How to prevent beet stains
If you’re not careful, your kitchen, cutting board, skin, and clothes could end up with a tye dye makeover! Don’t worry, here are a few ways to prevent beet stains or remove them if you do end up with a pink mess:
- Wear gloves: If you need to be somewhere nice after cutting beets, you might want to wear gloves. If not, just scrub your hands with a bit of lemon juice — it works wonders!
- Protect your clothes: Either wear an apron or old clothes that you don’t care about.
- Don’t use wood: Use a cheaper silicone cutting board to prevent beet juice stains on your nice wood cutting board. If you only own a wooden board, stains can be removed with coarse salt and lemon juice.
Storing Cut Beets
Beets are an excellent vegetable to have on hand. Here are a few ways to store beets once you’ve cut them:
- Fridge: If you’ve already cut your beets, store them in the fridge for up to 2-3 weeks.
- Freezer: Beets require blanching before freezing to preserve their nutrition and flavor. All you have to do is boil the cut pieces for 2-3 minutes. Once they’re blanched, add them to a bowl of chilled water for another 2-3 minutes. Drain and dry them completely, then keep them in a freezer-safe bag or container for up to 6 months.
How to Use Beets
After you learn how to cut beets, you need to decide which method is best for the dish you’re preparing.
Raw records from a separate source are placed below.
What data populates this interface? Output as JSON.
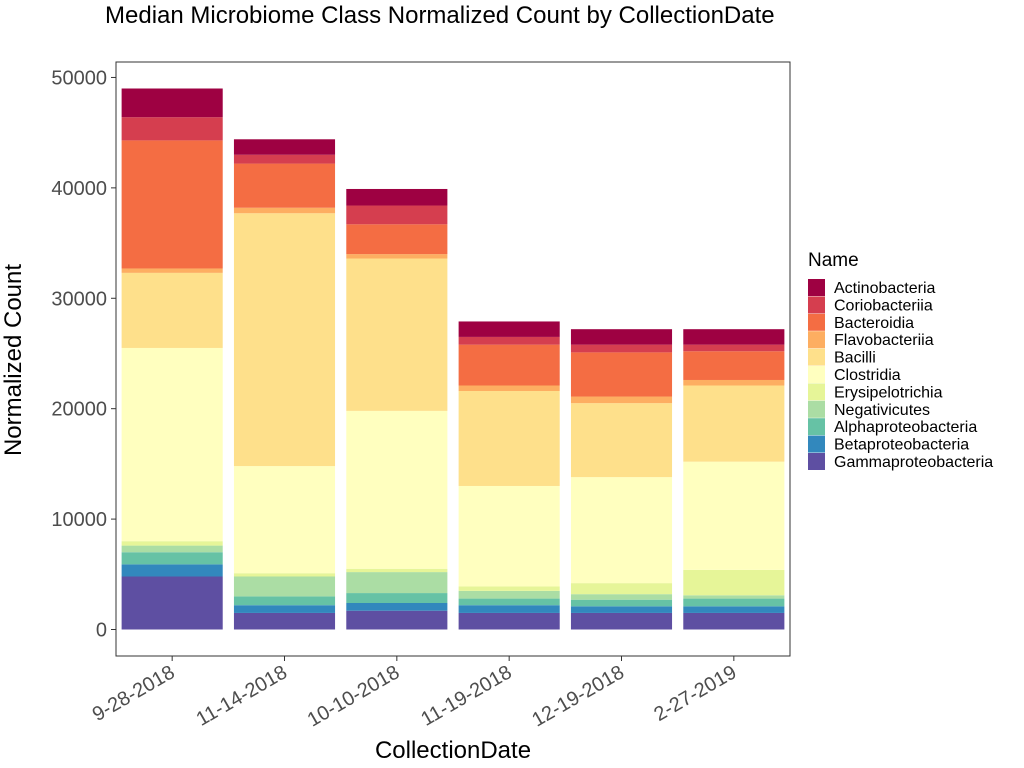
{
  "chart_data": {
    "type": "bar",
    "stacked": true,
    "title": "Median Microbiome Class Normalized Count by CollectionDate",
    "xlabel": "CollectionDate",
    "ylabel": "Normalized Count",
    "ylim": [
      -2400,
      51400
    ],
    "yticks": [
      0,
      10000,
      20000,
      30000,
      40000,
      50000
    ],
    "grid": false,
    "legend_title": "Name",
    "legend_position": "right",
    "categories": [
      "9-28-2018",
      "11-14-2018",
      "10-10-2018",
      "11-19-2018",
      "12-19-2018",
      "2-27-2019"
    ],
    "series": [
      {
        "name": "Gammaproteobacteria",
        "color": "#5E4FA2",
        "values": [
          4800,
          1500,
          1700,
          1500,
          1500,
          1500
        ]
      },
      {
        "name": "Betaproteobacteria",
        "color": "#3288BD",
        "values": [
          1100,
          700,
          700,
          700,
          600,
          600
        ]
      },
      {
        "name": "Alphaproteobacteria",
        "color": "#66C2A5",
        "values": [
          1100,
          800,
          900,
          600,
          600,
          700
        ]
      },
      {
        "name": "Negativicutes",
        "color": "#ABDDA4",
        "values": [
          600,
          1800,
          1900,
          700,
          500,
          300
        ]
      },
      {
        "name": "Erysipelotrichia",
        "color": "#E6F598",
        "values": [
          400,
          300,
          300,
          400,
          1000,
          2300
        ]
      },
      {
        "name": "Clostridia",
        "color": "#FFFFBF",
        "values": [
          17500,
          9700,
          14300,
          9100,
          9600,
          9800
        ]
      },
      {
        "name": "Bacilli",
        "color": "#FEE08B",
        "values": [
          6800,
          22900,
          13800,
          8600,
          6700,
          6900
        ]
      },
      {
        "name": "Flavobacteriia",
        "color": "#FDAE61",
        "values": [
          400,
          500,
          400,
          500,
          600,
          500
        ]
      },
      {
        "name": "Bacteroidia",
        "color": "#F46D43",
        "values": [
          11600,
          4000,
          2700,
          3700,
          4000,
          2600
        ]
      },
      {
        "name": "Coriobacteriia",
        "color": "#D53E4F",
        "values": [
          2100,
          800,
          1700,
          700,
          700,
          600
        ]
      },
      {
        "name": "Actinobacteria",
        "color": "#9E0142",
        "values": [
          2600,
          1400,
          1500,
          1400,
          1400,
          1400
        ]
      }
    ],
    "legend_order": [
      "Actinobacteria",
      "Coriobacteriia",
      "Bacteroidia",
      "Flavobacteriia",
      "Bacilli",
      "Clostridia",
      "Erysipelotrichia",
      "Negativicutes",
      "Alphaproteobacteria",
      "Betaproteobacteria",
      "Gammaproteobacteria"
    ]
  }
}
Here are a few ideas on when and how to use each shape:
- Cubed: Try them in a roasted beet radish salad or Israeili couscous salad with beet and feta.
- Half moons: Throw some thinly sliced raw beets in citrus-based salads like this summer strawberry salad.
- Circles: Cut them up for a butternut beet and ricotta galette.
You can peel beets before or after cooking them. It’s usually easier to peel them raw before roasting them. If you boil or steam them whole, the skin comes off much easier.
Yes, it’s recommended to peel beets before blending them to remove any remaining dirt. If you don’t mind the flavor, you can leave the skin on.
- 1 beet
- Trim and Peel: Rinse and scrub the beets, then dry them with a paper towel. Trim both stem and root ends using a sharpened chef’s knife. With a vegetable peeler or paring knife, work your way around the beet to remove the skin.
- Option 1: Half Moons: Turn the beet onto one of the flat sides, then cut it in half. Lay each half down, then slice into half-moon shapes. You can go as thick or as thin as you’d like for these.
- Option 2: Circles: Turn the beet on its side, and firmly grasp one side of it with your non-dominant hand. Using a chef’s knife, slice it into circles as thick or as thin as you’d prefer.
- Option 3: Cubes: Turn the beet onto one of the flat sides, then cut it into thick slices. Lay each slice flat, and cut it vertically (middle photo). Rotate the slice 90 degrees, then cut it into cubes.